- Police Beat
- The Forecaster
BATH — It’s been tough enough lately for City Clerk Mary White to drum up interest among residents in serving on various city committees.
The issue is now the worst she’s experienced in 23 years working for Bath, with only one person remaining on the city’s five-member Board of Assessment Review.
“The Board of Assessment Review, at this state, that’s the worst we’ve had,” White said Aug. 16.
The neighboring towns of Brunswick and Harpswell are also looking for volunteers to fill vacancies on boards and committees.
Bath’s Community Forestry Committee has four vacancies. But at least that panel’s 11-member complement means that seven people are still left, allowing the group the necessary quorum to continue meeting. Three of the vacancies are due to the group’s recent expansion.
For the assessment review board, which only in recent months became so sparsely occupied, the city needs one member with a term expiring next July, one in July 2020, and two in July 2021. One of the seats has already been empty for a full three-year term.
“We’ve been trying for three years, and now we’re going for another three,” White said. “All we have is one person left on that board.
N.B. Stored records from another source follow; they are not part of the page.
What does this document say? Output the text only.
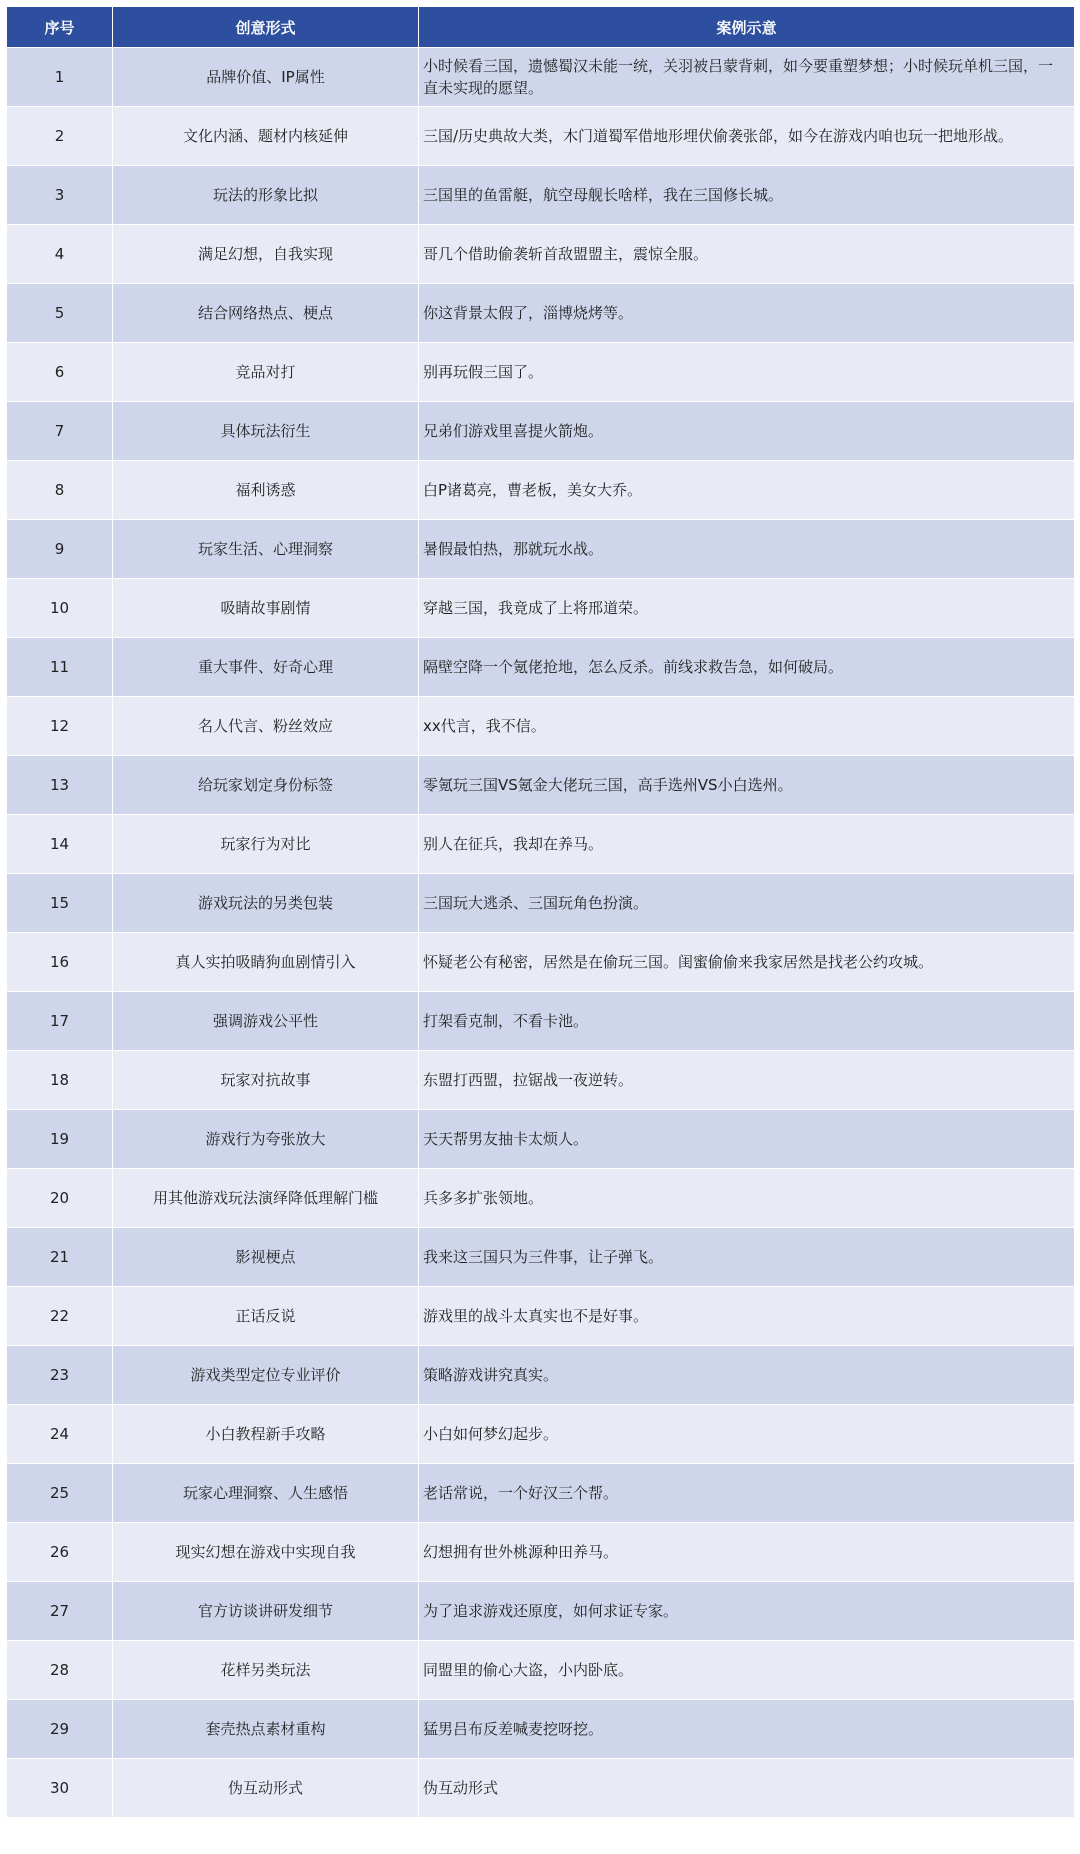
序号	创意形式	案例示意
1	品牌价值、IP属性	小时候看三国，遗憾蜀汉未能一统，关羽被吕蒙背刺，如今要重塑梦想；小时候玩单机三国，一直未实现的愿望。
2	文化内涵、题材内核延伸	三国/历史典故大类，木门道蜀军借地形埋伏偷袭张郃，如今在游戏内咱也玩一把地形战。
3	玩法的形象比拟	三国里的鱼雷艇，航空母舰长啥样，我在三国修长城。
4	满足幻想，自我实现	哥几个借助偷袭斩首敌盟盟主，震惊全服。
5	结合网络热点、梗点	你这背景太假了，淄博烧烤等。
6	竞品对打	别再玩假三国了。
7	具体玩法衍生	兄弟们游戏里喜提火箭炮。
8	福利诱惑	白P诸葛亮，曹老板，美女大乔。
9	玩家生活、心理洞察	暑假最怕热，那就玩水战。
10	吸睛故事剧情	穿越三国，我竟成了上将邢道荣。
11	重大事件、好奇心理	隔壁空降一个氪佬抢地，怎么反杀。前线求救告急，如何破局。
12	名人代言、粉丝效应	xx代言，我不信。
13	给玩家划定身份标签	零氪玩三国VS氪金大佬玩三国，高手选州VS小白选州。
14	玩家行为对比	别人在征兵，我却在养马。
15	游戏玩法的另类包装	三国玩大逃杀、三国玩角色扮演。
16	真人实拍吸睛狗血剧情引入	怀疑老公有秘密，居然是在偷玩三国。闺蜜偷偷来我家居然是找老公约攻城。
17	强调游戏公平性	打架看克制，不看卡池。
18	玩家对抗故事	东盟打西盟，拉锯战一夜逆转。
19	游戏行为夸张放大	天天帮男友抽卡太烦人。
20	用其他游戏玩法演绎降低理解门槛	兵多多扩张领地。
21	影视梗点	我来这三国只为三件事，让子弹飞。
22	正话反说	游戏里的战斗太真实也不是好事。
23	游戏类型定位专业评价	策略游戏讲究真实。
24	小白教程新手攻略	小白如何梦幻起步。
25	玩家心理洞察、人生感悟	老话常说，一个好汉三个帮。
26	现实幻想在游戏中实现自我	幻想拥有世外桃源种田养马。
27	官方访谈讲研发细节	为了追求游戏还原度，如何求证专家。
28	花样另类玩法	同盟里的偷心大盗，小内卧底。
29	套壳热点素材重构	猛男吕布反差喊麦挖呀挖。
30	伪互动形式	伪互动形式
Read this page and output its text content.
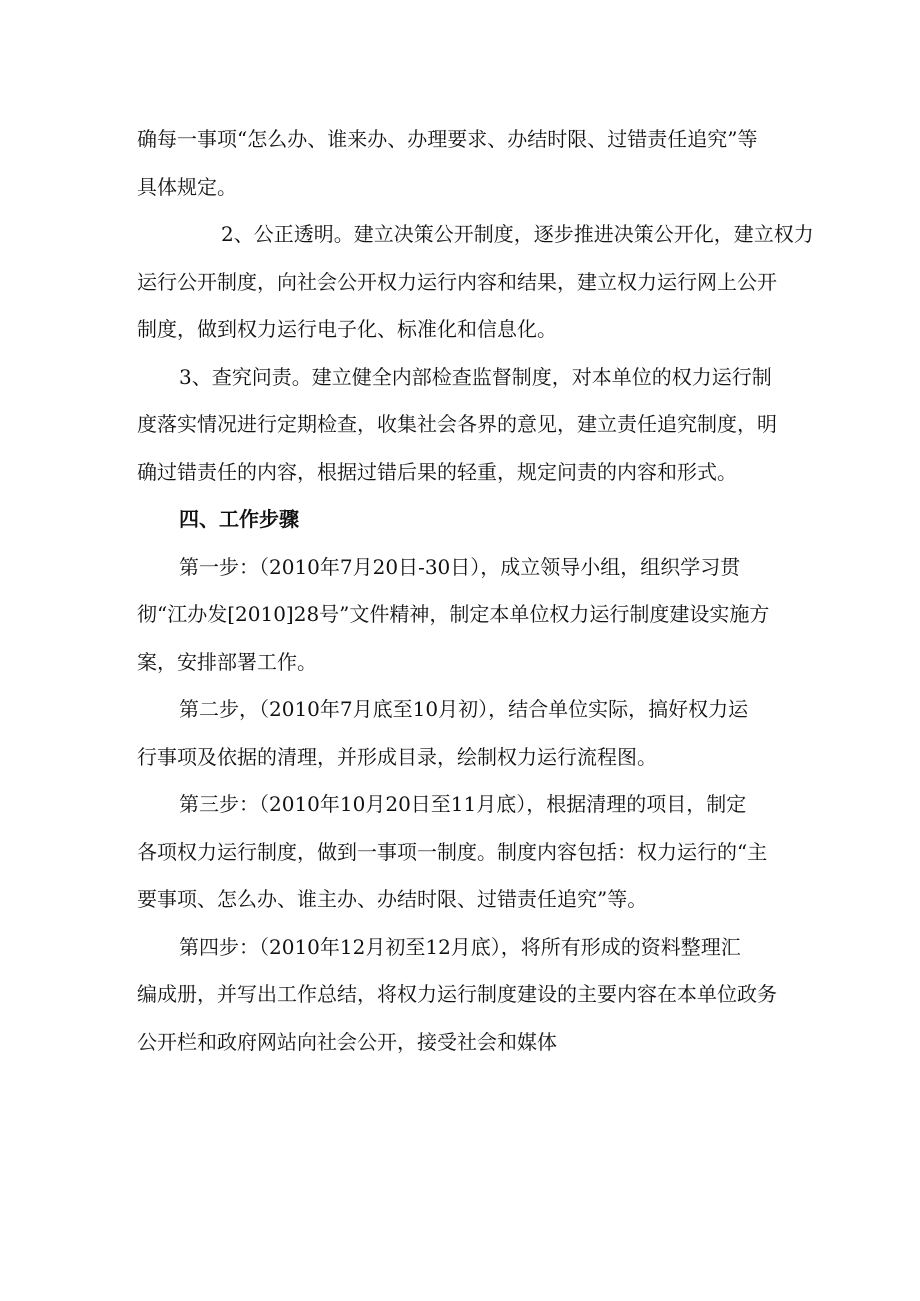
确每一事项“怎么办、谁来办、办理要求、办结时限、过错责任追究”等
具体规定。
2、公正透明。建立决策公开制度，逐步推进决策公开化，建立权力
运行公开制度，向社会公开权力运行内容和结果，建立权力运行网上公开
制度，做到权力运行电子化、标准化和信息化。
3、查究问责。建立健全内部检查监督制度，对本单位的权力运行制
度落实情况进行定期检查，收集社会各界的意见，建立责任追究制度，明
确过错责任的内容，根据过错后果的轻重，规定问责的内容和形式。
四、工作步骤
第一步：（2010年7月20日-30日），成立领导小组，组织学习贯
彻“江办发[2010]28号”文件精神，制定本单位权力运行制度建设实施方
案，安排部署工作。
第二步，（2010年7月底至10月初），结合单位实际，搞好权力运
行事项及依据的清理，并形成目录，绘制权力运行流程图。
第三步：（2010年10月20日至11月底），根据清理的项目，制定
各项权力运行制度，做到一事项一制度。制度内容包括：权力运行的“主
要事项、怎么办、谁主办、办结时限、过错责任追究”等。
第四步：（2010年12月初至12月底），将所有形成的资料整理汇
编成册，并写出工作总结，将权力运行制度建设的主要内容在本单位政务
公开栏和政府网站向社会公开，接受社会和媒体
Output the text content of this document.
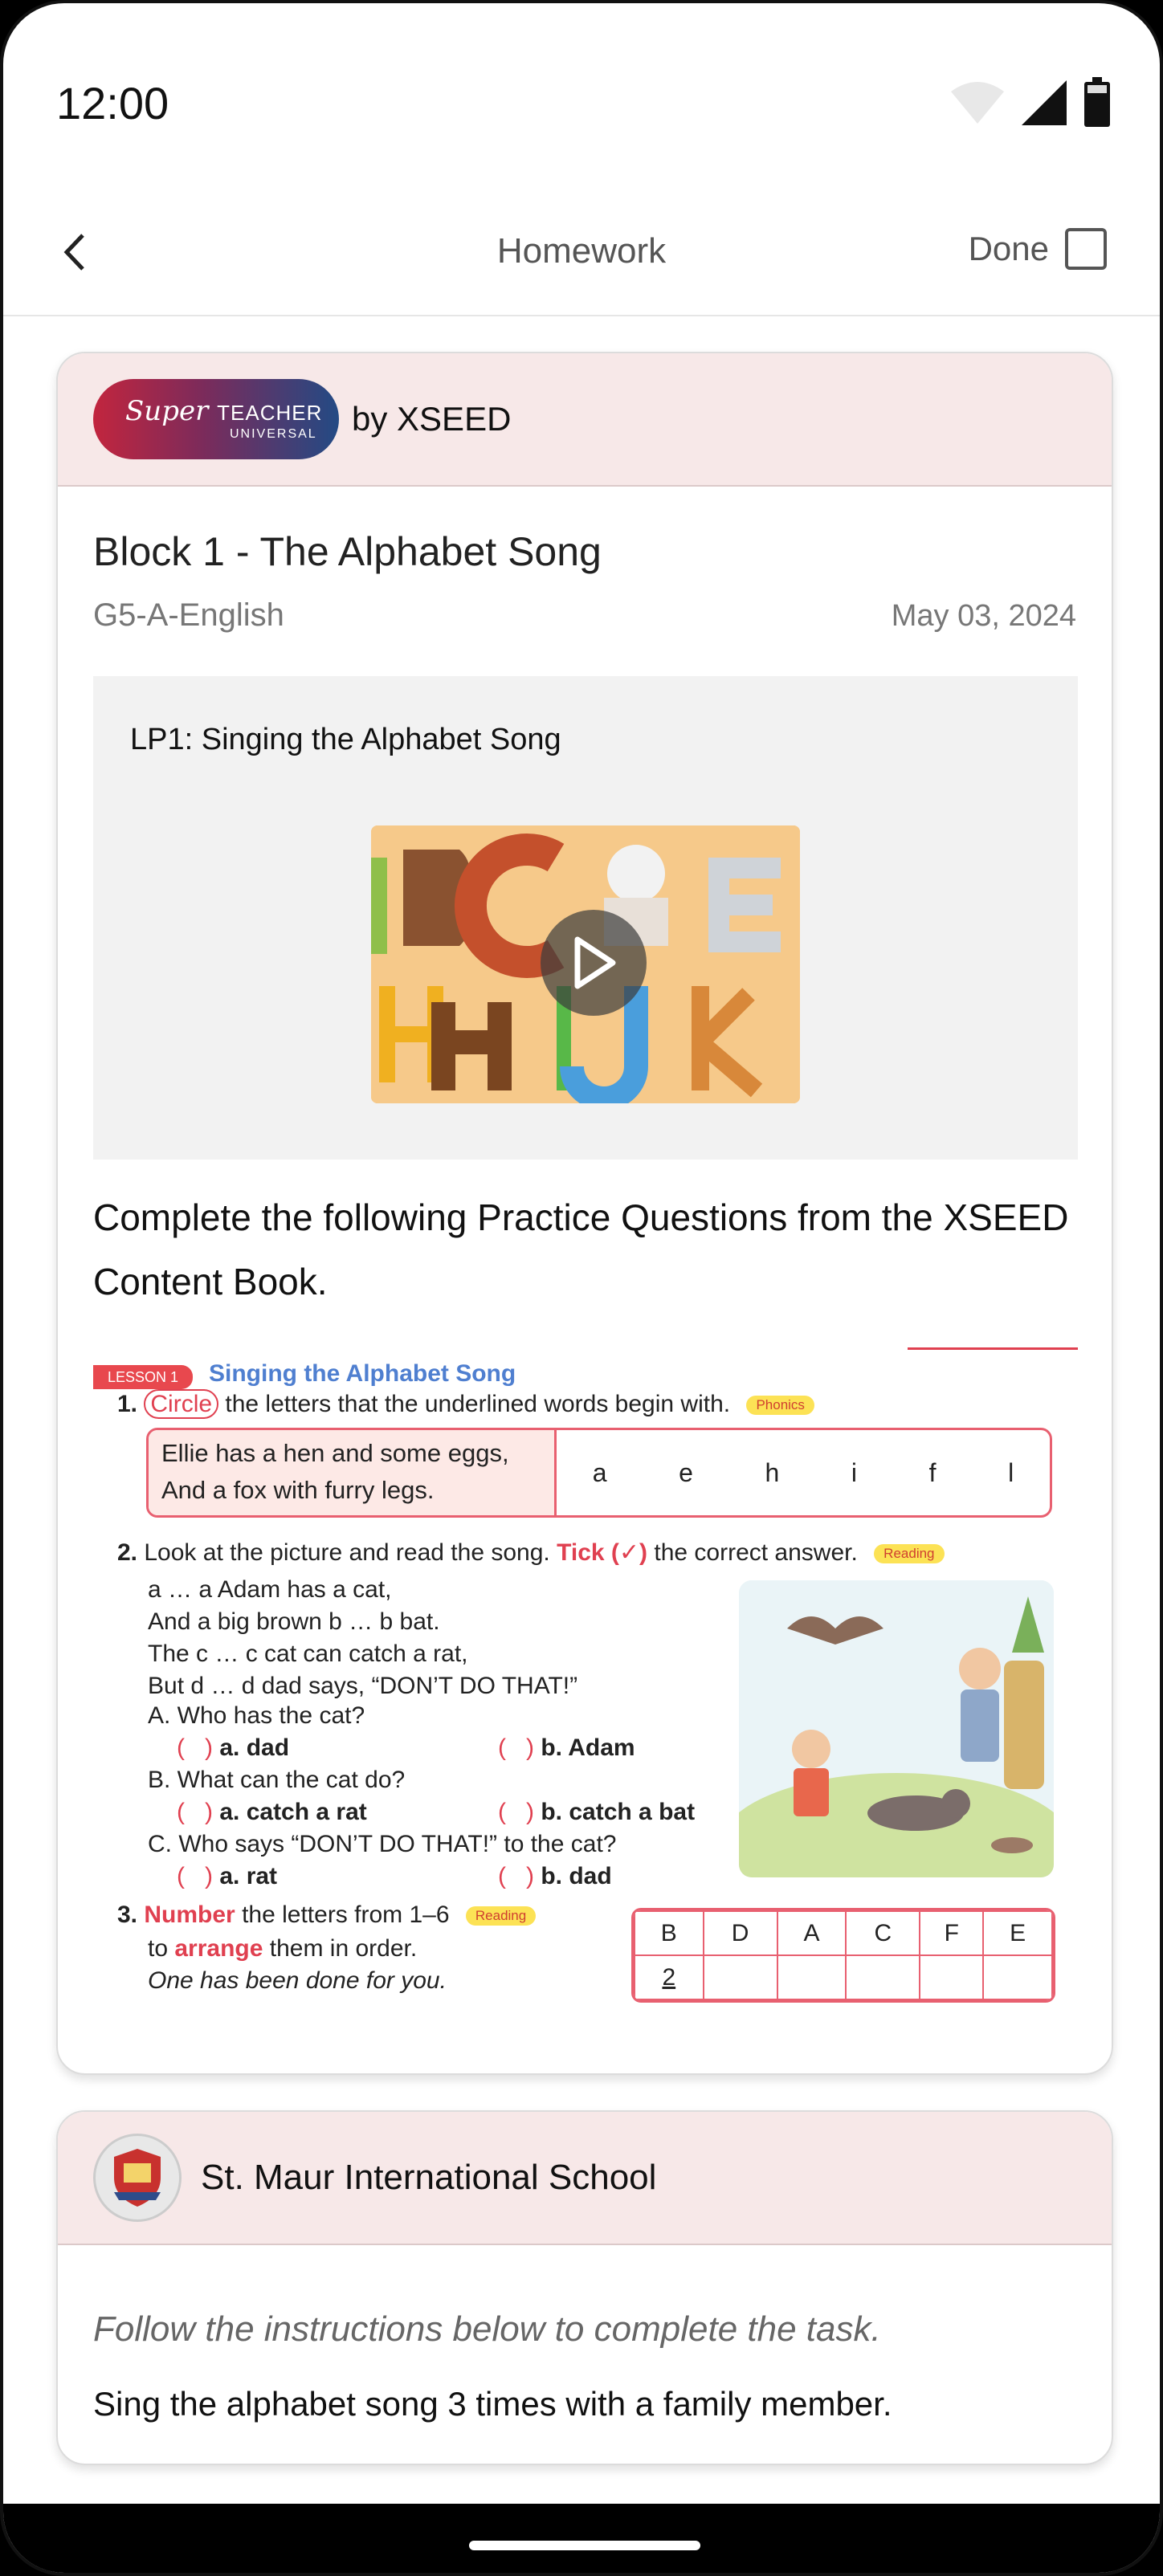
12:00
Homework	Done
Super TEACHER
UNIVERSAL	by XSEED
Block 1 - The Alphabet Song
G5-A-English	May 03, 2024
LP1: Singing the Alphabet Song
Complete the following Practice Questions from the XSEED Content Book.
LESSON 1	Singing the Alphabet Song
1. Circle the letters that the underlined words begin with. Phonics
Ellie has a hen and some eggs,
And a fox with furry legs.
a	e	h	i	f	l
2. Look at the picture and read the song. Tick (✓) the correct answer. Reading
a … a Adam has a cat,
And a big brown b … b bat.
The c … c cat can catch a rat,
But d … d dad says, “DON’T DO THAT!”
A. Who has the cat?
(   ) a. dad	(   ) b. Adam
B. What can the cat do?
(   ) a. catch a rat	(   ) b. catch a bat
C. Who says “DON’T DO THAT!” to the cat?
(   ) a. rat	(   ) b. dad
3. Number the letters from 1–6 Reading
to arrange them in order.
One has been done for you.
B	D	A	C	F	E
2					
St. Maur International School
Follow the instructions below to complete the task.
Sing the alphabet song 3 times with a family member.
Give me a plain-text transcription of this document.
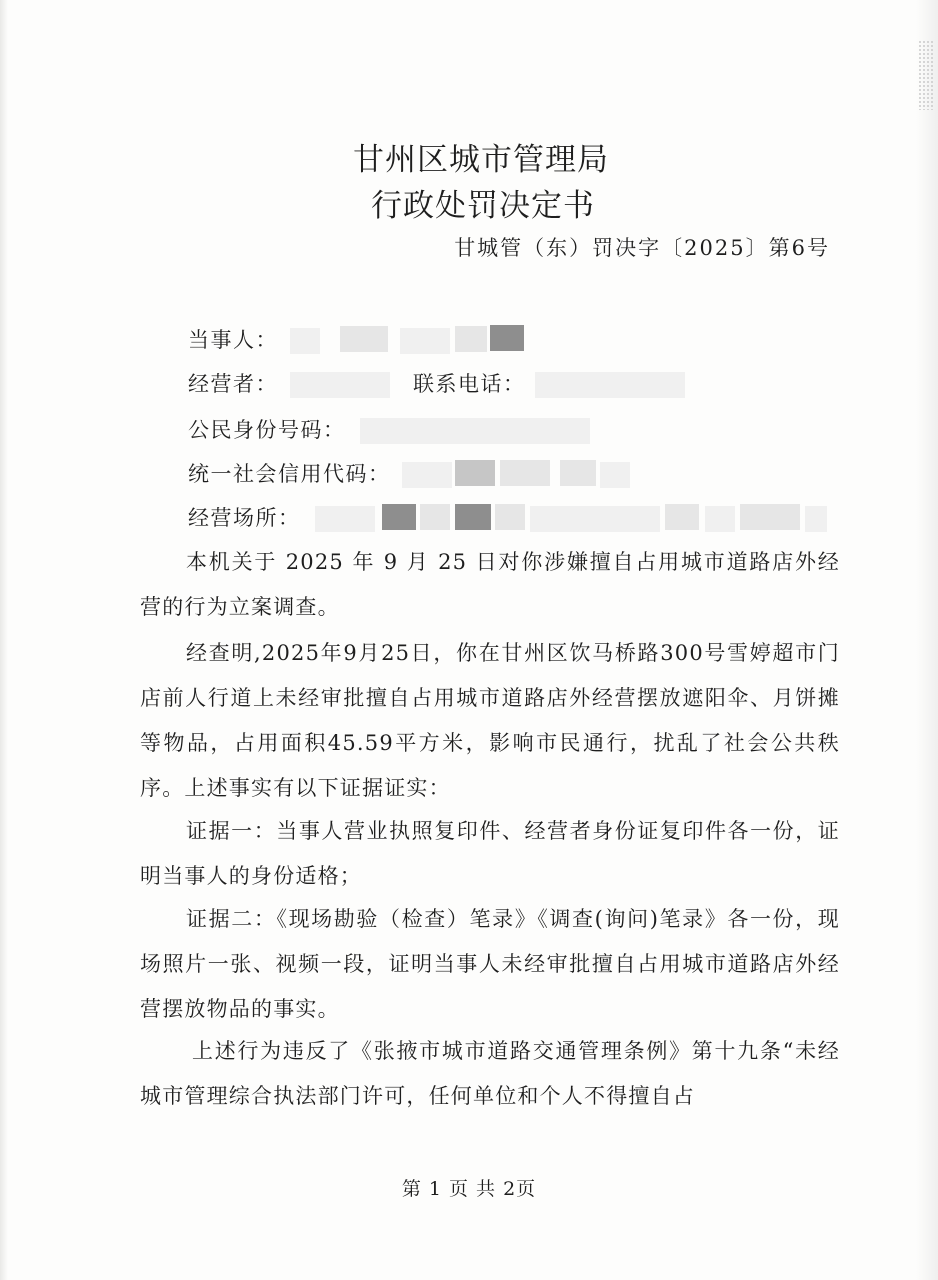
甘州区城市管理局
行政处罚决定书
甘城管（东）罚决字〔2025〕第6号
当事人：
经营者：	联系电话：
公民身份号码：
统一社会信用代码：
经营场所：

本机关于 2025 年 9 月 25 日对你涉嫌擅自占用城市道路店外经营的行为立案调查。

经查明,2025年9月25日，你在甘州区饮马桥路300号雪婷超市门店前人行道上未经审批擅自占用城市道路店外经营摆放遮阳伞、月饼摊等物品，占用面积45.59平方米，影响市民通行，扰乱了社会公共秩序。上述事实有以下证据证实：

证据一：当事人营业执照复印件、经营者身份证复印件各一份，证明当事人的身份适格；

证据二：《现场勘验（检查）笔录》《调查(询问)笔录》各一份，现场照片一张、视频一段，证明当事人未经审批擅自占用城市道路店外经营摆放物品的事实。

上述行为违反了《张掖市城市道路交通管理条例》第十九条“未经城市管理综合执法部门许可，任何单位和个人不得擅自占

第 1 页 共 2页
That’s kind of like the red light, and the bells and whistles and everything is going off. … We’re in dire straits, that’s what I’m saying.”
That board can’t meet until it has at least two more members, White said. Fortunately, it tends only to convene when residents take issue with how their property is assessed on their tax bill.
“When somebody brings in a complaint, then they have to meet,” she noted.
Tax bills tend to be sent the first week of September and are due back Oct. 15.
The Bath Recreation Commission, which has six members at full capacity, has two vacancies, while the city’s Zoning Board of Appeals has just one vacancy among its seven-member capacity.
Deaths of members is one reason for the vacancies, White said. For instance, the late Joseph “Chic” Marchette was on both the recreation and zoning boards. Other residents have simply moved out of Bath, or opted not to reapply, figuring it was time to pass the torch to someone else.
The problem is, few have been clamoring to fill those empty seats. It’s a change White has noticed the past five years.
“We need some more people out there, and hopefully younger,” White said. “… We do need history on these committees, but we’ve got to have some of these younger people step up here and help out.”
Those residents 18 and older interested in serving can obtain an application form at White’s City Hall office, 55 Front St., or under the “Government/Board & Committees” tab at cityofbath.com. The City Council chooses members.
The positions are volunteer, “but that’s what communities are made of,” White noted.
Neighboring towns are also looking for more members. Terms in Brunswick to be filled immediately include one member of the Davis Fund Committee, three on the Downtown & Outer Pleasant Street Master Plan Implementation Committee, two on the Fair Hearing Authority and four on the Marine Resource Committee.
Topsham’s vacancies include the Board of Appeals (two openings), Historic District (two), History Committee (one), Topsham Town Meeting Committee (up to five), Comprehensive Plan Committee (one), Tree Committee (two), and the Topsham Housing Authority (one).
Harpswell’s one vacancy, by contrast, is on its Energy and Technology Committee.